Facebook is in a race to become a safer social platform and improve its ability to remove objectionable content. On Wednesday, the site announced it was recruiting about 3,000 additional moderators. The new facebook recruits will be an addition to the 4,500 workers employed by the site to monitor reports arriving on the site from users warning about content that breaches the terms and conditions set by Facebook.
The decision to hire more moderators was informed by severe criticism directed at Zuckerberg after the recent cases of murder and suicide broadcast live on the site.
If there is one problem that Facebook has struggled to deal with, it is objectionable pictures and videos. Every day, users on the site report content that violates Facebook’s terms of service. However, it is always up to the site’s moderation team to review and act accordingly. And of late they have been struggling to do exactly that.
Zuckerberg says that they are working on the ability to report such clips to enable them to do the right thing quickly and easily. Quick action includes removing a post or helping a person in need.
Hiring 3,000 Facebook recruits on top of the existing workforce might be what the site needs to police its platform effectively. If the move works, Facebook will be hailed as the pioneer of how big internet companies can deal with content problems on their platforms.
Zuckerberg’s move is laudable but he is not resting easy yet. According to him they still have a lot of work to do in order to prevent objectionable content finding a home on their site.
In the past, Facebook’s inability to moderate the content on the site has been an open secret. In 2016, BBC raised the alarm on how Facebook groups were being used by sexual predators to sell pictures of exploited minors.
Though the head of public policy at Facebook promised to remove the content, a follow-up investigation discovered that the site had failed to get rid of most of the content even after BBC highlighted the offending images using Facebook’s systems to report them.
Recently, Facebook came under fire when users filmed shocking events including murder and rape and proceeded to upload them on the site.
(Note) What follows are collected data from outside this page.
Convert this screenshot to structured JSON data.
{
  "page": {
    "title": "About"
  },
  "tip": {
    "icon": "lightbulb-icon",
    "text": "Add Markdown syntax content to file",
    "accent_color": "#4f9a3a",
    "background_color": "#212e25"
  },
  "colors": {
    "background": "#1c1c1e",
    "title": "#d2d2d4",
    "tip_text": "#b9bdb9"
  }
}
Critics argued that the company was not doing enough to tackle the problem of abusive behavior on the social site.
In response to the problem, Damian Collins, chairman of United Kingdom House of Commons’ committee on media said that he doubted the effectiveness of Facebook’s moderation team. According to Collins, the inability of Facebook to get rid of offending content from the site even after several complaints being raised against it undermines the confidence of users to report it.
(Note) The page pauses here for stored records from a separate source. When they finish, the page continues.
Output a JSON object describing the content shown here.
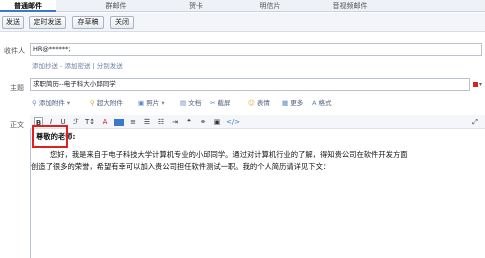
{
  "tabs": [
    {
      "label": "普通邮件",
      "active": true
    },
    {
      "label": "群邮件",
      "active": false
    },
    {
      "label": "贺卡",
      "active": false
    },
    {
      "label": "明信片",
      "active": false
    },
    {
      "label": "音视频邮件",
      "active": false
    }
  ],
  "toolbar": {
    "send": "发送",
    "scheduled_send": "定时发送",
    "save_draft": "存草稿",
    "close": "关闭"
  },
  "form": {
    "recipient_label": "收件人",
    "recipient_value": "HR@******;",
    "cc_links": "添加抄送 - 添加密送 | 分别发送",
    "subject_label": "主题",
    "subject_value": "求职简历--电子科大小邱同学",
    "body_label": "正文"
  },
  "attach_bar": {
    "add_attachment": "添加附件",
    "large_attachment": "超大附件",
    "photo": "照片",
    "document": "文档",
    "screenshot": "截屏",
    "emoji": "表情",
    "more": "更多",
    "format": "格式"
  },
  "format_bar": {
    "bold": "B",
    "italic": "I",
    "underline": "U",
    "font": "A",
    "code": "</>"
  },
  "body": {
    "greeting": "尊敬的老师:",
    "line1": "您好，我是来自于电子科技大学计算机专业的小邱同学。通过对计算机行业的了解，得知贵公司在软件开发方面",
    "line2": "创造了很多的荣誉，希望有幸可以加入贵公司担任软件测试一职。我的个人简历请详见下文："
  },
  "colors": {
    "accent": "#3a78c9",
    "highlight": "#e0201e"
  }
}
What does the recent move mean for Facebook and its users? For Facebook, having the additional manpower to police its platform translates to a faster review of content to determine which posts violate their standards. In addition, extra hands and eyes will make it easier to contact law enforcement agencies in case of emergencies. On the other hand, the 3,000 Facebook recruits will make it easier for users to report offending content and have such problems addressed effectively.
I have three takes from this:
- There are 3000 people out there who will say thank god spammers exists cause now they have a job thanks to them
- I don't think 3000 people are enough considering how huge the Fb platform is and how much people can post and share
- Those that spam hardcore should probably take it easier, as Fb bases most of its bans on reports by others, now they will go through more reports with the added man-power so more accounts are in danger.